Brownout employees look fine on the surface, as they put in tremendous hours and do volumes of work. But under the surface, they are like a steaming underground volcano, with swirling lava heating up and getting hotter by the day. They become more detached, have trouble focusing, become apathetic about life, have less contact with friends and get less sleep, and their mental and physical health deteriorates.

Employees with brownout can be a real problem for your business as they become more apathetic and overwhelmed. On the inside, they lose their passion for their work and your company.

Inc. Magazine reports that Kibler found it’s possible to turn a brownout employee around by becoming an active partner in their recovery. A company hired Kibler to create an executive-development program for 500 of its leaders for one year.

Kibler discovered 60 of these high performers were planning to quit the firm within 12 months. After the program, which focused on mental and physical health, work and family through one-on-one coaching, only two left the firm within the next five years.

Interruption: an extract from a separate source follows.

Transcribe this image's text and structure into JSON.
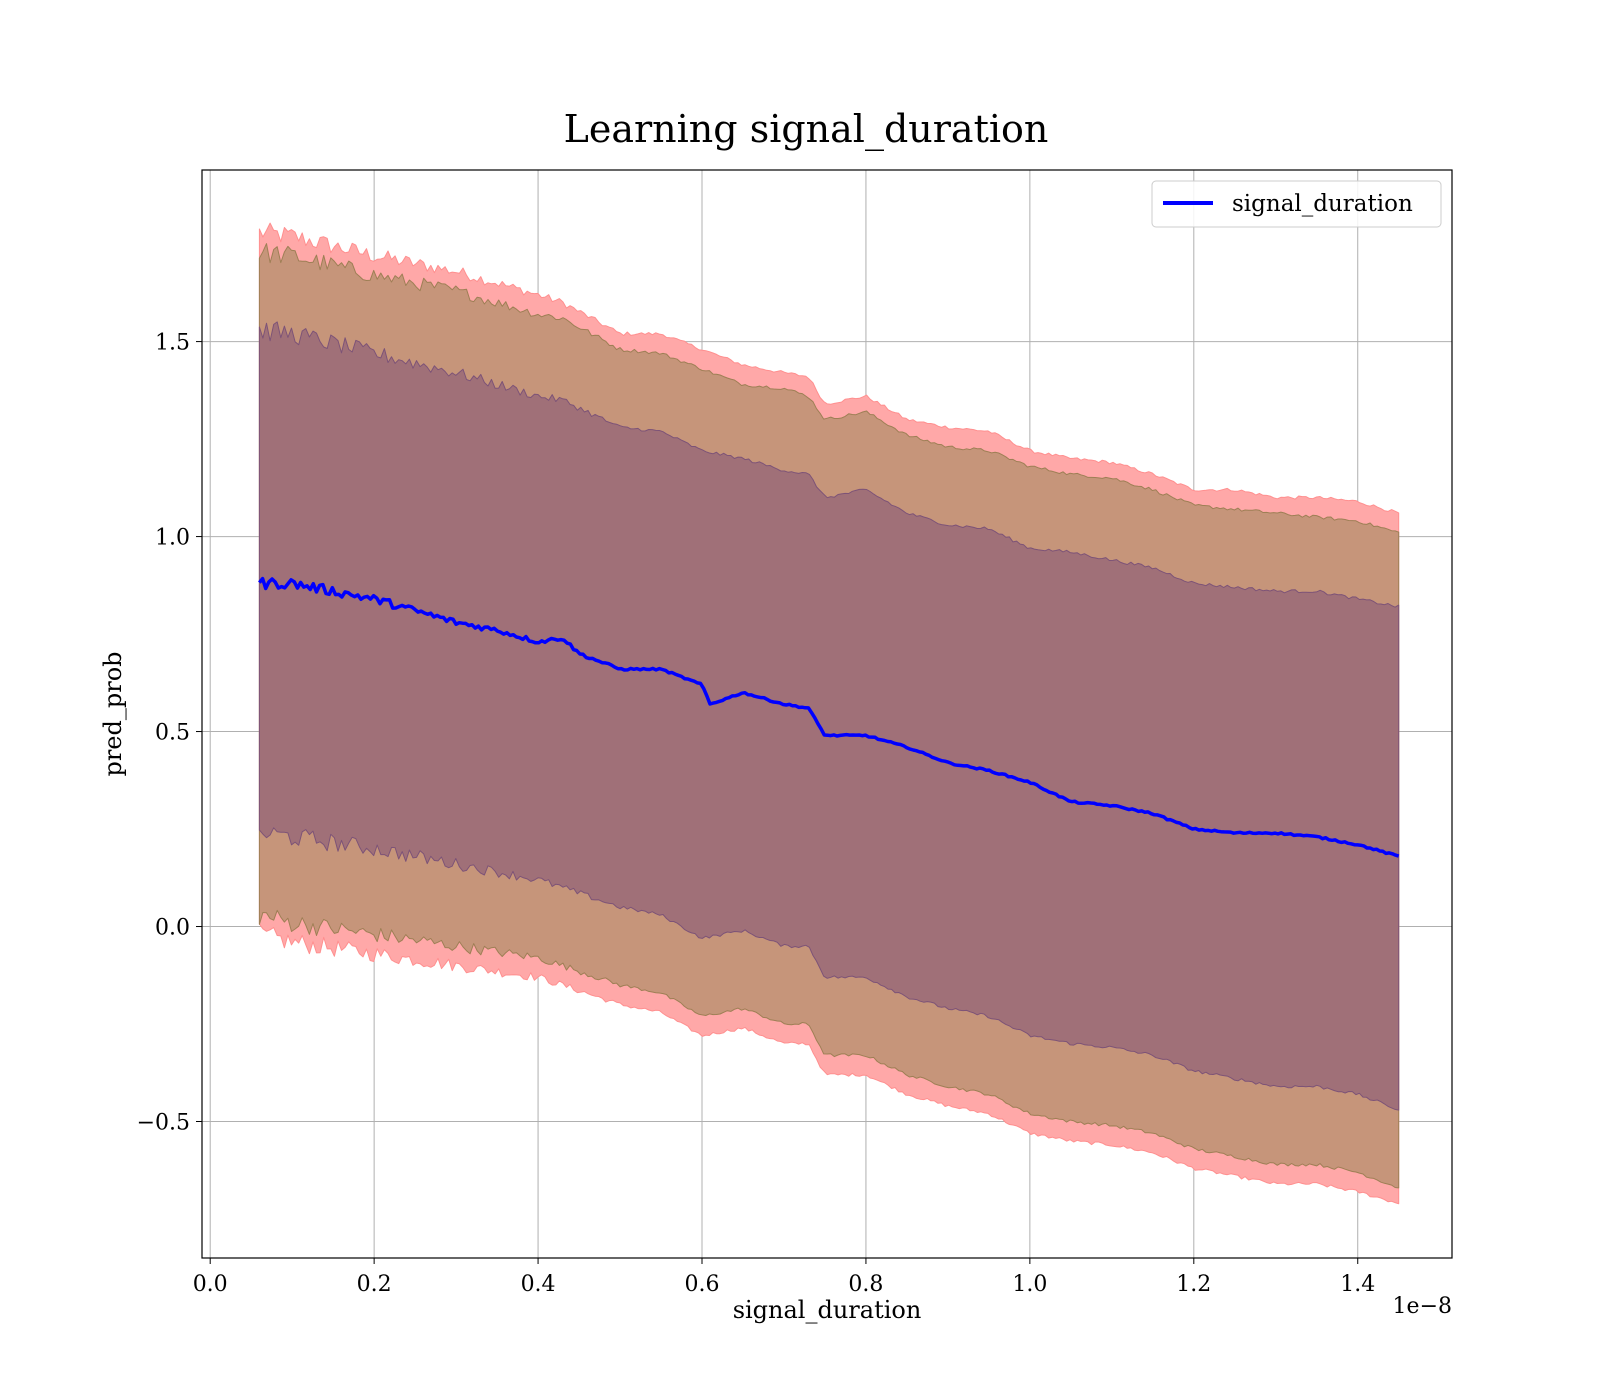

Incredible results to say the least.

Tips for those suffering from brownout:

  1. Meditation class. Meditation calms the mind and creates clarity. It can lead you home to your mind, body and soul. There are classes all over the place, even online. Try it.
  2. Yoga class. When you get stressed or depressed, you disconnect from your body. Yoga is about the integration of the mind, body and soul. Classes are also available in person or online.
  3. Get some personal counseling to have someone help you sort out your issues. You can get more clarity by having someone listen to you and guide you through the process.
  4. Be honest with your family, friends and management at work. Keeping your anxiety trapped inside is only going to make this get worse. People who care about you really want to help and support you. Reach out.